MARC : Ne pleure pas, il y a peut être un mode d’emploi dans le berceau. Ca ne doit pas être si compliqué. Toutes les femmes le font. (Il s’approche du berceau. Se penche et en ressort triomphalement quelques feuilles de papier.) Regarde, j’avais raison.

CATHERINE : Qu’est ce qu’ils disent ?

Marc lit avec étonnement.

MARC : C’est une livraison baby:discount, ils se sont trompés d’étage. C’est pour le voisin du dessus.

CATHERINE : Le vieux garçon du 3ème ? Je rêve. Monsieur n’est pas foutu de se trouver une nana alors  il se commande un bébé pour lui tout seul. Bravo les progrès du 21e siècle. Pauvre gamin, élevé par un père célibataire. Ca me rend triste tout d’un coup.

MARC : Moi aussi.
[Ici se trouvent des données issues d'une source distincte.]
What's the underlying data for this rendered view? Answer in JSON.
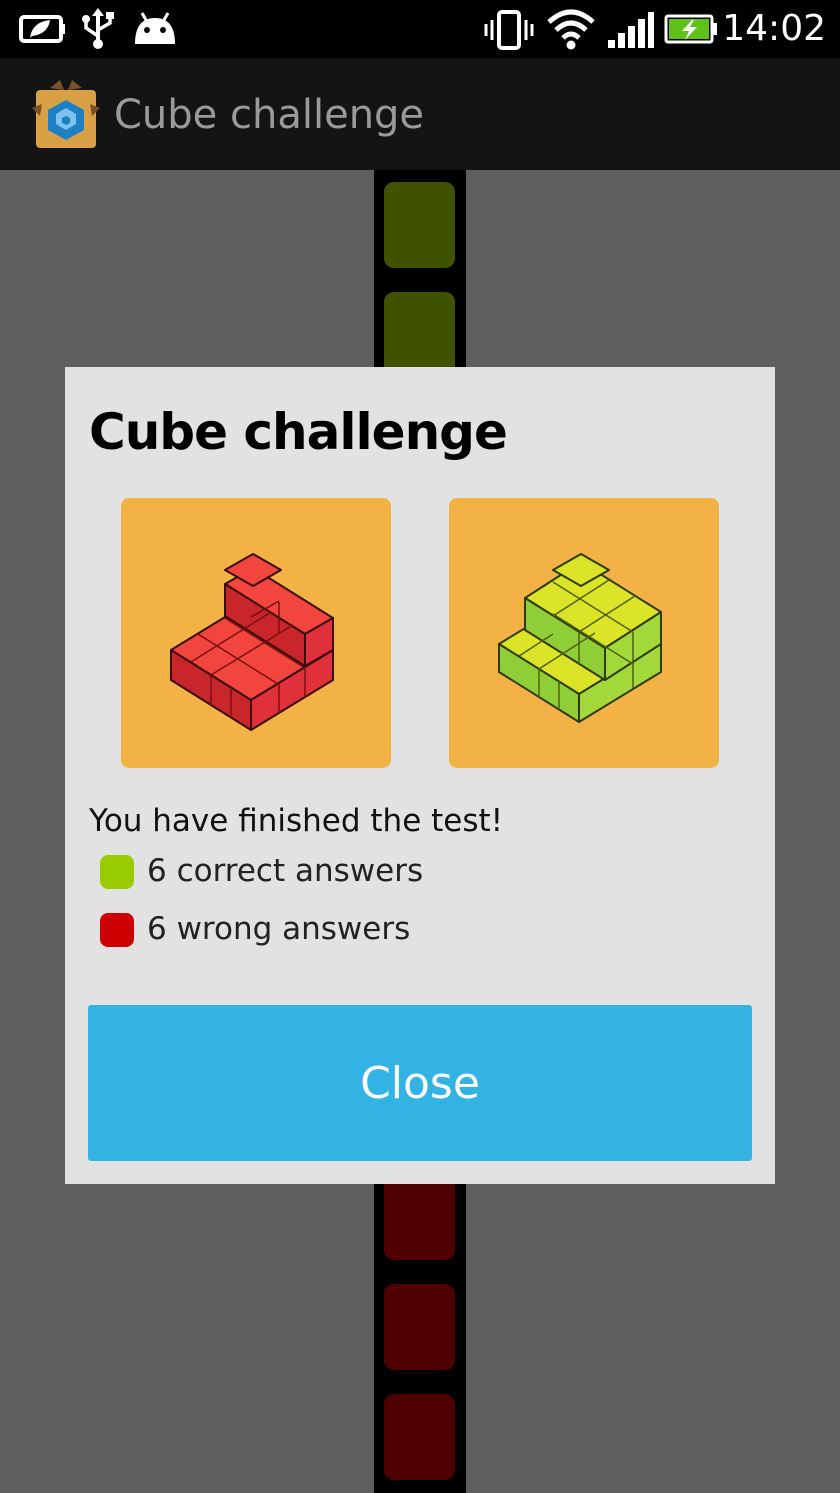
{
  "status_bar": {
    "time": "14:02",
    "left_icons": [
      "battery-saver-icon",
      "usb-icon",
      "android-debug-icon"
    ],
    "right_icons": [
      "vibrate-icon",
      "wifi-icon",
      "signal-icon",
      "battery-charging-icon"
    ]
  },
  "action_bar": {
    "title": "Cube challenge",
    "icon": "app-cube-icon"
  },
  "film_strip": {
    "colors": {
      "correct": "#3f5200",
      "wrong": "#4e0000"
    }
  },
  "dialog": {
    "title": "Cube challenge",
    "images": [
      {
        "name": "red-cube-figure",
        "color": "#e8403a"
      },
      {
        "name": "green-cube-figure",
        "color": "#c6dc2c"
      }
    ],
    "message": "You have finished the test!",
    "results": [
      {
        "label": "6 correct answers",
        "color": "#99cc00"
      },
      {
        "label": "6 wrong answers",
        "color": "#cc0000"
      }
    ],
    "close_label": "Close",
    "button_color": "#33b3e3"
  }
}
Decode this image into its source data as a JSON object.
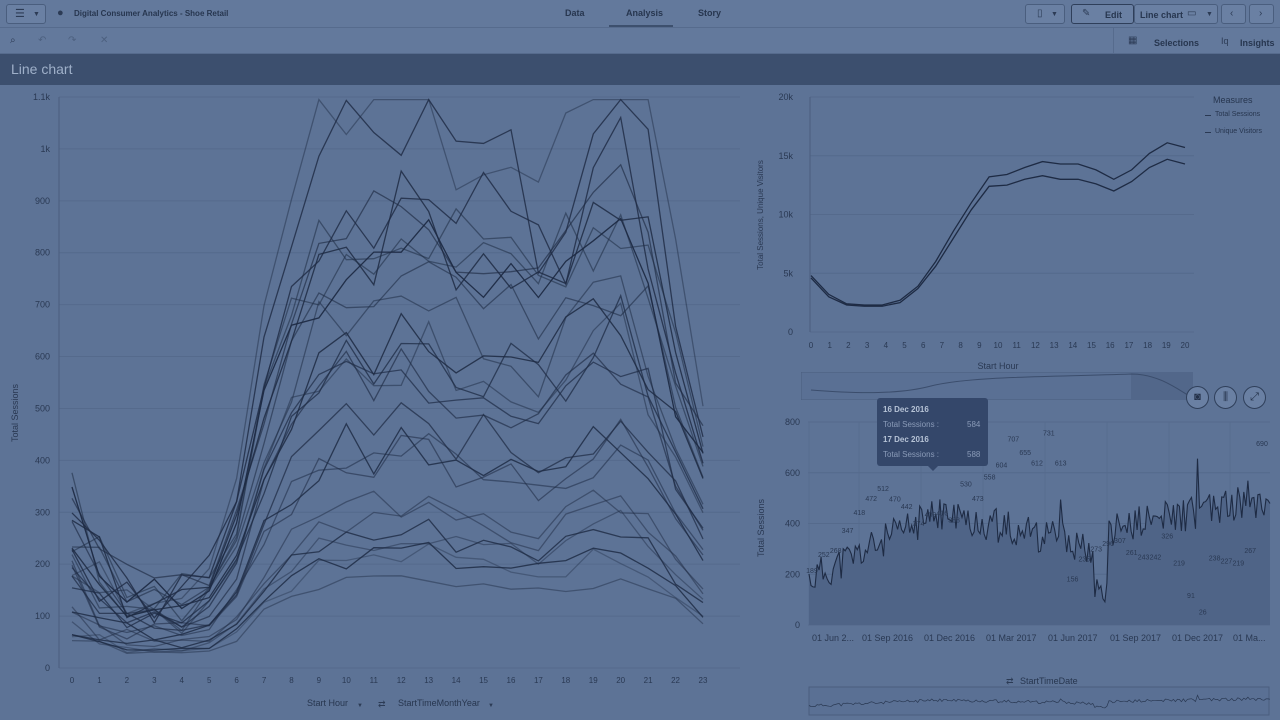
{
  "app": {
    "title": "Digital Consumer Analytics - Shoe Retail",
    "tabs": [
      {
        "label": "Data",
        "active": false
      },
      {
        "label": "Analysis",
        "active": true
      },
      {
        "label": "Story",
        "active": false
      }
    ],
    "edit_label": "Edit",
    "sheet_selector_label": "Line chart",
    "selections_label": "Selections",
    "insights_label": "Insights"
  },
  "sheet": {
    "title": "Line chart"
  },
  "main_chart": {
    "type": "line",
    "ylabel": "Total Sessions",
    "x_dim_label": "Start Hour",
    "series_dim_label": "StartTimeMonthYear",
    "y_ticks": [
      "0",
      "100",
      "200",
      "300",
      "400",
      "500",
      "600",
      "700",
      "800",
      "900",
      "1k",
      "1.1k"
    ],
    "x": [
      0,
      1,
      2,
      3,
      4,
      5,
      6,
      7,
      8,
      9,
      10,
      11,
      12,
      13,
      14,
      15,
      16,
      17,
      18,
      19,
      20,
      21,
      22,
      23
    ],
    "ylim": [
      0,
      1100
    ]
  },
  "top_right_chart": {
    "type": "line",
    "ylabel": "Total Sessions, Unique Visitors",
    "xlabel": "Start Hour",
    "y_ticks": [
      "0",
      "5k",
      "10k",
      "15k",
      "20k"
    ],
    "x": [
      0,
      1,
      2,
      3,
      4,
      5,
      6,
      7,
      8,
      9,
      10,
      11,
      12,
      13,
      14,
      15,
      16,
      17,
      18,
      19,
      20
    ],
    "legend_title": "Measures",
    "series": [
      {
        "name": "Total Sessions",
        "values": [
          4800,
          3200,
          2400,
          2300,
          2300,
          2700,
          3900,
          6000,
          8600,
          11000,
          13200,
          13400,
          14000,
          14500,
          14300,
          14300,
          13800,
          13000,
          13800,
          15200,
          16100,
          15700
        ]
      },
      {
        "name": "Unique Visitors",
        "values": [
          4600,
          3000,
          2300,
          2200,
          2200,
          2500,
          3700,
          5600,
          8000,
          10400,
          12400,
          12500,
          13000,
          13300,
          13000,
          13000,
          12600,
          12000,
          12800,
          14000,
          14700,
          14300
        ]
      }
    ],
    "ylim": [
      0,
      20000
    ]
  },
  "bottom_right_chart": {
    "type": "line",
    "ylabel": "Total Sessions",
    "dim_label": "StartTimeDate",
    "y_ticks": [
      "0",
      "200",
      "400",
      "600",
      "800"
    ],
    "x_ticks": [
      "01 Jun 2...",
      "01 Sep 2016",
      "01 Dec 2016",
      "01 Mar 2017",
      "01 Jun 2017",
      "01 Sep 2017",
      "01 Dec 2017",
      "01 Ma..."
    ],
    "data_labels": [
      "189",
      "252",
      "268",
      "347",
      "418",
      "472",
      "512",
      "470",
      "442",
      "374",
      "409",
      "416",
      "388",
      "530",
      "473",
      "558",
      "604",
      "707",
      "655",
      "612",
      "731",
      "613",
      "156",
      "235",
      "273",
      "296",
      "307",
      "261",
      "243",
      "242",
      "326",
      "219",
      "91",
      "26",
      "238",
      "227",
      "219",
      "267",
      "690"
    ],
    "ylim": [
      0,
      800
    ],
    "tooltip": {
      "date1": "16 Dec 2016",
      "label1": "Total Sessions :",
      "value1": "584",
      "date2": "17 Dec 2016",
      "label2": "Total Sessions :",
      "value2": "588"
    }
  }
}
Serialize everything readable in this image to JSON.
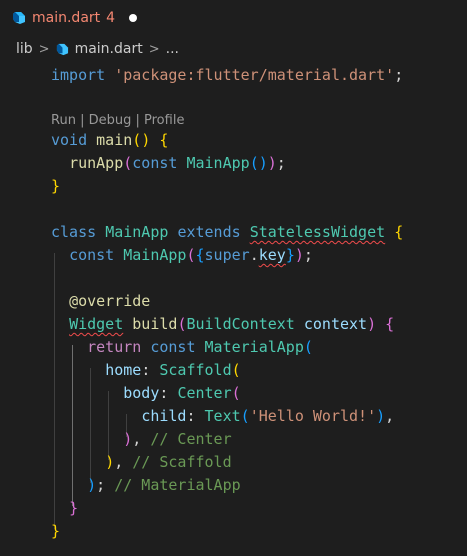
{
  "tab": {
    "filename": "main.dart",
    "problem_count": "4",
    "icon": "dart-icon"
  },
  "breadcrumb": {
    "folder": "lib",
    "file": "main.dart",
    "more": "..."
  },
  "codelens": {
    "run": "Run",
    "sep1": " | ",
    "debug": "Debug",
    "sep2": " | ",
    "profile": "Profile"
  },
  "code": {
    "l1": {
      "kw": "import",
      "sp": " ",
      "str": "'package:flutter/material.dart'",
      "semi": ";"
    },
    "l3": {
      "kw": "void",
      "sp": " ",
      "fn": "main",
      "open": "(",
      "close": ")",
      "sp2": " ",
      "brace": "{"
    },
    "l4": {
      "indent": "  ",
      "fn": "runApp",
      "o1": "(",
      "kw": "const",
      "sp": " ",
      "type": "MainApp",
      "o2": "(",
      "c2": ")",
      "c1": ")",
      "semi": ";"
    },
    "l5": {
      "brace": "}"
    },
    "l7": {
      "kw1": "class",
      "sp1": " ",
      "type1": "MainApp",
      "sp2": " ",
      "kw2": "extends",
      "sp3": " ",
      "type2": "StatelessWidget",
      "sp4": " ",
      "brace": "{"
    },
    "l8": {
      "indent": "  ",
      "kw": "const",
      "sp": " ",
      "type": "MainApp",
      "o1": "(",
      "ob": "{",
      "kw2": "super",
      "dot": ".",
      "var": "key",
      "cb": "}",
      "c1": ")",
      "semi": ";"
    },
    "l10": {
      "indent": "  ",
      "ann": "@override"
    },
    "l11": {
      "indent": "  ",
      "type": "Widget",
      "sp": " ",
      "fn": "build",
      "o": "(",
      "type2": "BuildContext",
      "sp2": " ",
      "var": "context",
      "c": ")",
      "sp3": " ",
      "brace": "{"
    },
    "l12": {
      "indent": "    ",
      "ctrl": "return",
      "sp": " ",
      "kw": "const",
      "sp2": " ",
      "type": "MaterialApp",
      "o": "("
    },
    "l13": {
      "indent": "      ",
      "var": "home",
      "colon": ": ",
      "type": "Scaffold",
      "o": "("
    },
    "l14": {
      "indent": "        ",
      "var": "body",
      "colon": ": ",
      "type": "Center",
      "o": "("
    },
    "l15": {
      "indent": "          ",
      "var": "child",
      "colon": ": ",
      "type": "Text",
      "o": "(",
      "str": "'Hello World!'",
      "c": ")",
      "comma": ","
    },
    "l16": {
      "indent": "        ",
      "c": ")",
      "comma": ", ",
      "cmt": "// Center"
    },
    "l17": {
      "indent": "      ",
      "c": ")",
      "comma": ", ",
      "cmt": "// Scaffold"
    },
    "l18": {
      "indent": "    ",
      "c": ")",
      "semi": "; ",
      "cmt": "// MaterialApp"
    },
    "l19": {
      "indent": "  ",
      "brace": "}"
    },
    "l20": {
      "brace": "}"
    }
  },
  "colors": {
    "background": "#1e1e1e",
    "tab_error": "#f48771",
    "keyword": "#569cd6",
    "control": "#c586c0",
    "string": "#ce9178",
    "function": "#dcdcaa",
    "type": "#4ec9b0",
    "variable": "#9cdcfe",
    "comment": "#6a9955",
    "bracket1": "#ffd700",
    "bracket2": "#da70d6",
    "bracket3": "#179fff",
    "squiggle": "#f14c4c"
  }
}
J’ai un de ces coups de cafard.

CATHERINE : C’est le baby blues. Mon chéri, on a le baby blues. Qu’est ce qu’on va faire ? (Le bébé se met soudain à pleurer. Marc et Catherine se précipitent en même temps affolés.) Laisse, je m’en occupe. (Elle se penche vers le berceau, le bébé pleure de plus en plus fort) Mon bébé ne pleure pas.

MARC, faisant demi tour en panique : Je vais préparer le biberon.

CATHERINE : Giligili, bébé ne pleure pas, Papa arrive avec le biberon. Tu es tout mignon, giligili.

Marc arrive en courant, un biberon à la main.

MARC : Pousse toi, c’est moi qui lui donne.

CATHERINE, elle arrache le biberon des mains de Marc : Non, c’est moi !

MARC : Et pourquoi toi ?

CATHERINE : Parce que je suis la mère.

MARC, lui arrachant le biberon des mains : Pas plus que moi !

Il se penche pour attraper le bébé. Catherine le pousse, on sent qu’ils vont se battre. On frappe à la porte. Catherine et Marc se redressent et restent pétrifiés.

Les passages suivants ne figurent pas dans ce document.